- YouTube added several Karate Kid-themed Easter eggs for new original series "Cobra Kai," which was inspired by the 1984 film, according to Adweek. The show debuted May 2 on YouTube Red, the platform’s new streaming service. The first two episodes are available for free.
- Desktop viewers will see a “Wax On” animation in the lower right corner of the frame when they pause a “Cobra Kai” video or “Wax Off” when they press play, a reference to a popular quote from the original film. A figure doing the iconic Karate Kid crane kick will show on the progress bar for viewers watching the show. Viewers can karate chop the navigation bar at the top left by clicking on it, and YouTube has added “Cobra Kai” to its logo on the page.
- Along with the Easter eggs, YouTube is focusing its marketing for the 10-episode series on data from its own platform, nostalgic teasers and digital activations.

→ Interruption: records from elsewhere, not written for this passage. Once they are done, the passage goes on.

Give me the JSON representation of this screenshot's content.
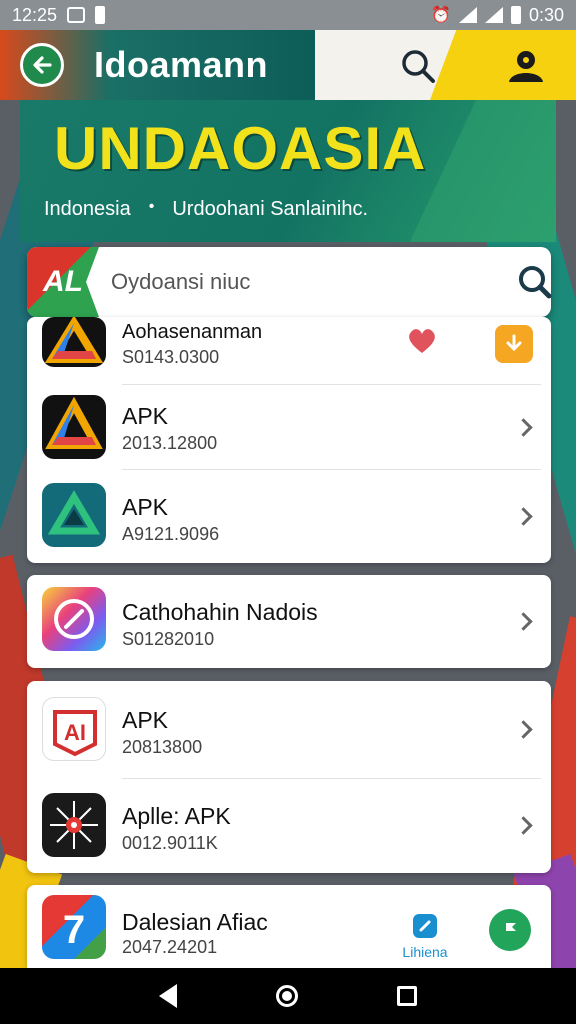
{
  "status_bar": {
    "time_left": "12:25",
    "time_right": "0:30"
  },
  "app_bar": {
    "title": "Idoamann"
  },
  "banner": {
    "title": "UNDAOASIA",
    "subtitle_left": "Indonesia",
    "subtitle_right": "Urdoohani Sanlainihc."
  },
  "search": {
    "logo_text": "AL",
    "placeholder": "Oydoansi niuc"
  },
  "cards": [
    {
      "items": [
        {
          "name": "Aohasenanman",
          "code": "S0143.0300",
          "icon": "drive-triangle-icon"
        },
        {
          "name": "APK",
          "code": "2013.12800",
          "icon": "drive-triangle-icon"
        },
        {
          "name": "APK",
          "code": "A9121.9096",
          "icon": "green-triangle-icon"
        }
      ]
    },
    {
      "items": [
        {
          "name": "Cathohahin Nadois",
          "code": "S01282010",
          "icon": "rainbow-circle-icon"
        }
      ]
    },
    {
      "items": [
        {
          "name": "APK",
          "code": "20813800",
          "icon": "red-emblem-icon"
        },
        {
          "name": "Aplle: APK",
          "code": "0012.9011K",
          "icon": "compass-star-icon"
        }
      ]
    },
    {
      "items": [
        {
          "name": "Dalesian Afiac",
          "code": "2047.24201",
          "icon": "colorful-a-icon",
          "action_label": "Lihiena"
        }
      ]
    }
  ],
  "colors": {
    "accent_green": "#1f8a4c",
    "banner_yellow": "#f2e21b",
    "heart_red": "#e0525c",
    "orange_badge": "#f5a623"
  }
}
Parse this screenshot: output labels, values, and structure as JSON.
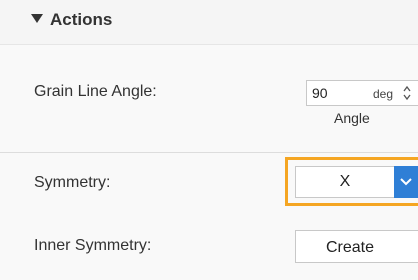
{
  "section": {
    "title": "Actions",
    "expanded": true
  },
  "grain_line_angle": {
    "label": "Grain Line Angle:",
    "value": "90",
    "unit": "deg",
    "caption": "Angle"
  },
  "symmetry": {
    "label": "Symmetry:",
    "selected": "X"
  },
  "inner_symmetry": {
    "label": "Inner Symmetry:",
    "button_label": "Create"
  },
  "colors": {
    "highlight": "#f5a623",
    "dropdown_accent": "#2f7fd6"
  }
}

Nostalgia continues to be an important marketing trend, and YouTube is attempting to ride the wave. Turning some of the most iconic imagery and quotes from the original film into Easter eggs on the platform will spark an emotional connection and could inspire users to watch the new Karate Kid-inspired series, which YouTube is likely hoping will become a flagship for its streaming subscription service. Other platforms and networks have found success with throwback series, most notably Netflix’s ’80s-themed hit “Stranger Things” and ABC’s popular reboot of ’90s sitcom “Roseanne,” which gave the network a ratings boost.
Hidden features or inside jokes, like Easter eggs, are a fun way to build excitement around a brand, because they make people feel like they’re a part of something special. These tactics also appeal to young consumers who spend a large amount of time on social media and report regular feelings of FOMO, or fear of missing out.
Platforms, like Netflix, Amazon and Hulu, have touted their original programming as a way to build up their subscriber base and stand out in the highly competitive streaming services space. Netflix announced plans to invest up to $8 billion on original content this year alone. But, libraries full of original series and films may not actually matter much to consumers, with 80% of U.S. Netflix viewing coming from licensed content and 20% from original content. On Hulu, 97% of subscribers’ streaming was on licensed content, a 7Park Data study found.